Resolute

Hey all.

Is there a good command to detect the platform architecture of the box. Everything I’ve seen suggest failed with “Access Denied”

Edit* Got root, was using the wrong architecture and wasn’t hosting my own DL. Saved by smc****t.py

Hey everyone, new to HTB and was wondering if I can get some help. I got the first user flag, no idea where to go next. I would really appreciate some help.

Would someone PM me irt e***-w****? I haven’t been able to connect and keep getting the same error: EHOSTUNREACH happened, message is No route to host - No route to host - connect(2).

I tried to connect on the port I think it wants as well as the other high ports.

I can do a full n*** scan of the machine and connect with m***** with i******* sc***.

Hey all! Finished rooting this box a while back, am just now posting here because I feel more comfortable with Windows machines.

This (plus Monteverde, Nest, and Forest) personally have been great teaching tools for learning Windows, so thanks to @egre55 for making this!

My hints:
User: Couldn’t have been simpler. Stick to the basics. As for who, dig a little deeper as to what everyone can do.
Root: This was quite a challenge, try to find what any normal user would miss. Then, take a look again at who you are. Surely you can do something with it…

Also I want to share these resources for Windows AD/LDAP, as this was new to me:

Feel free to pm me for any hints or nudges!

Finally rooted this machine. It was fun, thanks @egre55 for making this box.

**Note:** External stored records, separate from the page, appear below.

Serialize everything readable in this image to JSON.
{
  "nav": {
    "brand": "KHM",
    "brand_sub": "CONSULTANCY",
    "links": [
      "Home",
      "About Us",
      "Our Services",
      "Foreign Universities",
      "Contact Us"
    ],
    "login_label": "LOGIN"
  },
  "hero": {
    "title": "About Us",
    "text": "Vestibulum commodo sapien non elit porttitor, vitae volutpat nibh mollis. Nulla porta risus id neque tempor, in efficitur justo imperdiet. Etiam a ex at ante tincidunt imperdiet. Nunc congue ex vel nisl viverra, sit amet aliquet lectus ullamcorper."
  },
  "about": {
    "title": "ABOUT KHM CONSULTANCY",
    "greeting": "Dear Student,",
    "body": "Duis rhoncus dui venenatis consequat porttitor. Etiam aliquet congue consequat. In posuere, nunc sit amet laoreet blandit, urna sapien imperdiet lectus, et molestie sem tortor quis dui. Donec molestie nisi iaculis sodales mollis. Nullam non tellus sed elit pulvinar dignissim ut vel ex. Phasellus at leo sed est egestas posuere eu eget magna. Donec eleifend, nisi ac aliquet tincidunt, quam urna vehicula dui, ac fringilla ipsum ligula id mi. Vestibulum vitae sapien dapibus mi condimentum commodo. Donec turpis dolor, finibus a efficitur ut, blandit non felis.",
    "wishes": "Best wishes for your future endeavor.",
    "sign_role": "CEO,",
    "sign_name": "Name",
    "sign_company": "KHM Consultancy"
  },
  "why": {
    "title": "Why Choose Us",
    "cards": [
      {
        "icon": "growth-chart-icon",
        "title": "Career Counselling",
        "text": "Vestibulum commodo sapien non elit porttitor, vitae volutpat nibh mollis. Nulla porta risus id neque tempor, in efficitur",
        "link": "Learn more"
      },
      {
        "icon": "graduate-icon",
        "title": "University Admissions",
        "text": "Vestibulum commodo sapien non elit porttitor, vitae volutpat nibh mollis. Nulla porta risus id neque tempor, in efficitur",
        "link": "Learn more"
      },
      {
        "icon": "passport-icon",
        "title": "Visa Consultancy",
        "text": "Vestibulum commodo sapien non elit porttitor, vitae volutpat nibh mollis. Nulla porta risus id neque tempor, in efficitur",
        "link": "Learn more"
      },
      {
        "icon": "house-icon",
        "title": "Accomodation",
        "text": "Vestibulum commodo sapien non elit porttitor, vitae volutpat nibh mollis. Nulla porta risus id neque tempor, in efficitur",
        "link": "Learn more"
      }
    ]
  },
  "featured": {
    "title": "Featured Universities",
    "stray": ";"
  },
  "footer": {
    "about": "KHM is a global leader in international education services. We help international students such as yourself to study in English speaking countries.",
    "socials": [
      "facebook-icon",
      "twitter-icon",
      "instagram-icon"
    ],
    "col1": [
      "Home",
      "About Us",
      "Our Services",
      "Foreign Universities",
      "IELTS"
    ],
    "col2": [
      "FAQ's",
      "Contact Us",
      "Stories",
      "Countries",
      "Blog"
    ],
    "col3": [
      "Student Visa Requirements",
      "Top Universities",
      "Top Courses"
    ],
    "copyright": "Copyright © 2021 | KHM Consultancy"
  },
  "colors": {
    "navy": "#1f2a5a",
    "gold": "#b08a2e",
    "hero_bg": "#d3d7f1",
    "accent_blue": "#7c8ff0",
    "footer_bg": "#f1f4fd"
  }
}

Rooted this box, all good except the DL* part, just be careful about A/V, try to use reverse_shell “NOT” meter or exec, I got busted with other types.

just rooted !!!
really fun box even that I’m not very good with windows stuff but the box was worth the shoot amazing work
ping me for help !!!

I am having trouble serving the file correctly. Could someone PM me

Hi guys. I’m in right way I think but stuck in real dumb point. I have to pass a d** file into the machine, I am using smbsr but machine in dns**d it seems like can’t catch, when instead I use Get-Content, dir or copy I can see the connection in the log of smbsr. Can somebody be so kind to help me please?

I’m using msm to create the d. I get a message that the AV has blocked my command. I tried running the same command again, just to check and I from then on I get no error message (no success message either) just all the usage commands for d**. I think there’s a issue with the connection to the I*******-S********. Can anyone give me a nudge on this please?

Type your comment> @therealnnihfe said:

Hi guys. I’m in right way I think but stuck in real dumb point. I have to pass a d** file into the machine, I am using smbsr but machine in dns**d it seems like can’t catch, when instead I use Get-Content, dir or copy I can see the connection in the log of smbsr. Can somebody be so kind to help me please?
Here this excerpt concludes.